Tobacco-specific nitrosamine 4-(methylnitrosamino)-1-(3-pyridyl)-1-butanone (NNK) is a component of cigarette smoke that has been shown to cause lung cancer in rodents, according to the researchers. Certain enzymes like ATP-binding cassette transporters encoded by genes known as ABCB1 and ABCC1 are involved in eliminating carcinogens from the lungs.

The team identified common variants at the beginning and end of the ABC1 and ABCC1 genes were found much more often in individuals with lung cancer than in cancer-free controls. They then analyzed these variants in 500 patients with lung cancer and 517 cancer-free controls in a Chinese population.

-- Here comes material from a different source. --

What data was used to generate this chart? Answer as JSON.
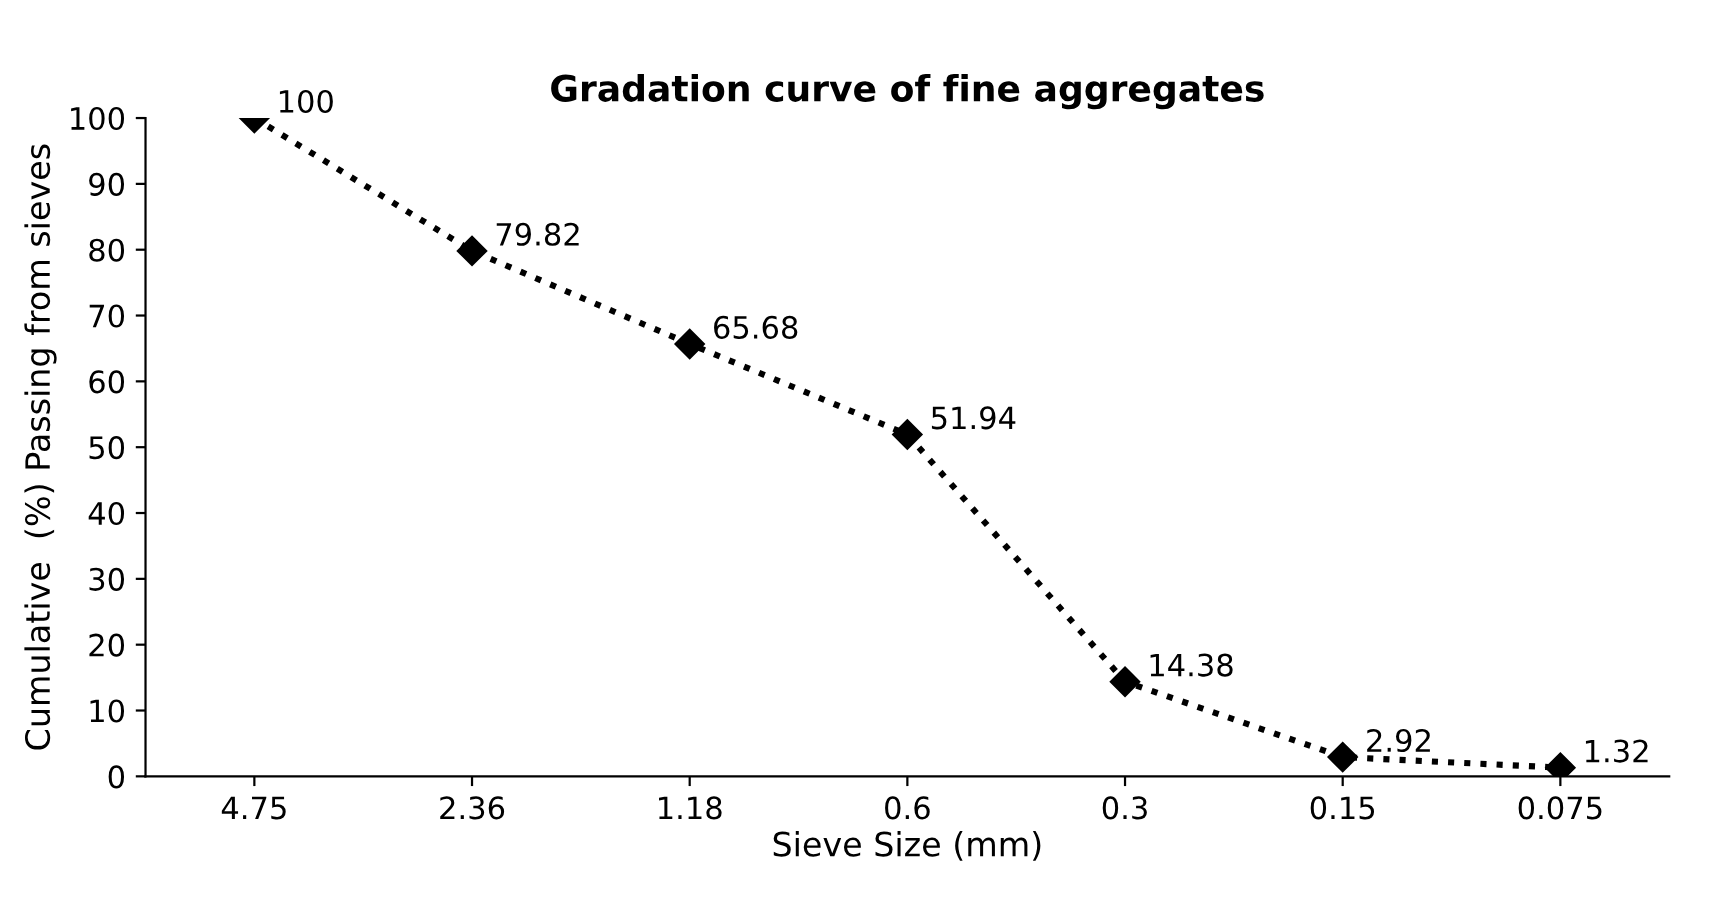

Patients who had the variant allele of either ABCB1 rs3842 or ABCC1 rs212090 had a significantly increased risk of developing lung cancer. The ABCB1 rs3842 variant was particularly associated with an increased risk of cancer in women and in individuals under age 60 years. It also was linked to adenocarcinoma.

The scientists previously identified other common genetic variants associated with lung cancer risk in NNK disposition pathways, such as CYP2A13, the most active P450 for the phase metabolic activation of NNK and the receptor ADRB2 in its nongenotoxic pathway. This study sheds new insight into the toxicogenomics of NNK and further supports the hypothesis that genetic components in the metabolism and disposition machines of NNK are modifiers of risk of lung cancer.

The article appears online December 22 in Cancer and will appear in print on February 1, 2009.